Tasawuf: Titik Temu Ajaran Kemanusiaan di Semua Agama

K.H. Ulil Abshar Abdalla (Yai Ulil) dalam kelas yang diadakan oleh Nuralwala: Pusat Kajian Akhlak dan Tasawuf, memberikan kajian dengan tema “Tasawuf dan Ajaran Perenial Agama-agama.” Yai Ulil memulai diskusi dengan menjelaskan, bahwasanya tasawuf sudah sejak dulunya menjadi cabang ilmu yang hanya diinginkan oleh orang tertentu saja. Ilmu ini sulit dipopulerkan, sifatnya sangat elitis; oleh karena itu Kanjeng Nabi saw hanya memberikannya pada sahabat-sahabat tertentu saja, tidak keseluruhan sahabat secara umum. Tasawuf dalam pemaknaan Yai Ulil disebut juga filsafat perenial (philosophia perennis), karena sifat dari ilmu ini adalah sudah sangat lama atau terdahulu, juga abadi.

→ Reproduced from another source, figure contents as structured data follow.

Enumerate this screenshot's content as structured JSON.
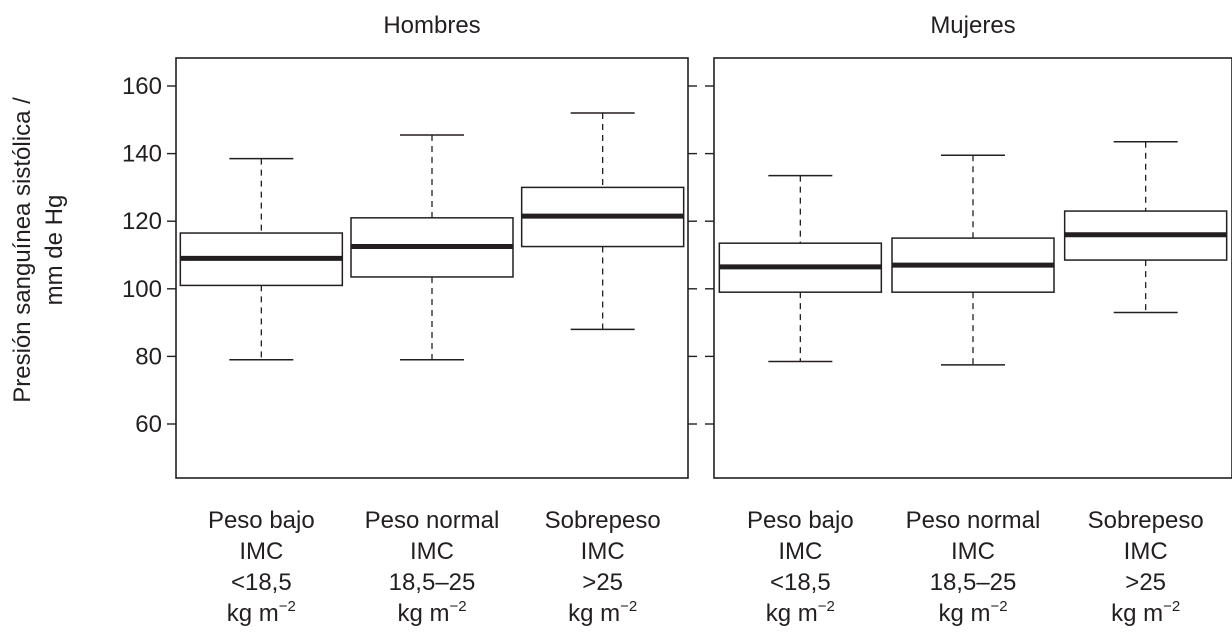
{
  "chart_data": {
    "type": "boxplot",
    "ylabel_lines": [
      "Presión sanguínea sistólica /",
      "mm de Hg"
    ],
    "yticks": [
      60,
      80,
      100,
      120,
      140,
      160
    ],
    "ylim": [
      45,
      165
    ],
    "categories": [
      {
        "lines": [
          "Peso bajo",
          "IMC",
          "<18,5",
          "kg m"
        ],
        "sup": "−2"
      },
      {
        "lines": [
          "Peso normal",
          "IMC",
          "18,5–25",
          "kg m"
        ],
        "sup": "−2"
      },
      {
        "lines": [
          "Sobrepeso",
          "IMC",
          ">25",
          "kg m"
        ],
        "sup": "−2"
      }
    ],
    "panels": [
      {
        "title": "Hombres",
        "boxes": [
          {
            "whisker_low": 79,
            "q1": 101,
            "median": 109,
            "q3": 116.5,
            "whisker_high": 138.5
          },
          {
            "whisker_low": 79,
            "q1": 103.5,
            "median": 112.5,
            "q3": 121,
            "whisker_high": 145.5
          },
          {
            "whisker_low": 88,
            "q1": 112.5,
            "median": 121.5,
            "q3": 130,
            "whisker_high": 152
          }
        ]
      },
      {
        "title": "Mujeres",
        "boxes": [
          {
            "whisker_low": 78.5,
            "q1": 99,
            "median": 106.5,
            "q3": 113.5,
            "whisker_high": 133.5
          },
          {
            "whisker_low": 77.5,
            "q1": 99,
            "median": 107,
            "q3": 115,
            "whisker_high": 139.5
          },
          {
            "whisker_low": 93,
            "q1": 108.5,
            "median": 116,
            "q3": 123,
            "whisker_high": 143.5
          }
        ]
      }
    ]
  }
}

Filsafat perenial merupakan pandangan tentang sesuatu di balik alam raya ini yang tidak dapat diindra oleh manusia; di mana di balik alam raya fisikal tersebut, terdapat Realita Ilahiyyah yang merupakan prinsip yang menyatukan segala hal yang terdapat di alam raya ini (metafisika). Alam raya merupakan benda fisikal, memiliki struktur kebendaan dan berada dalam tatanan alam yang tertib; tanpa tatanan (nomos) tersebut, maka alam akan chaos (tidak tertata). Di balik dunia yang tertata ini ada United Principle yakni Tuhan itu sendiri. Filsafat perenial adalah ajaran yang meng-atas-i semua ajaran, dan terdapat dalam semua agama. Ajaran ini mempersatukan semua agama. Mempersatukan atau menyatukan agama-agama itu tidak dalam pengertian tidak membuat suatu dari yang plural dan menghilangkan segala sesuatu yang menjadi kediriannya/karakteristiknya/ciri khasnya. Penyatuan yang dimaksud di sini adalah mencari-mencari prinsip dasar yang terdapat dalam agama-agama tersebut.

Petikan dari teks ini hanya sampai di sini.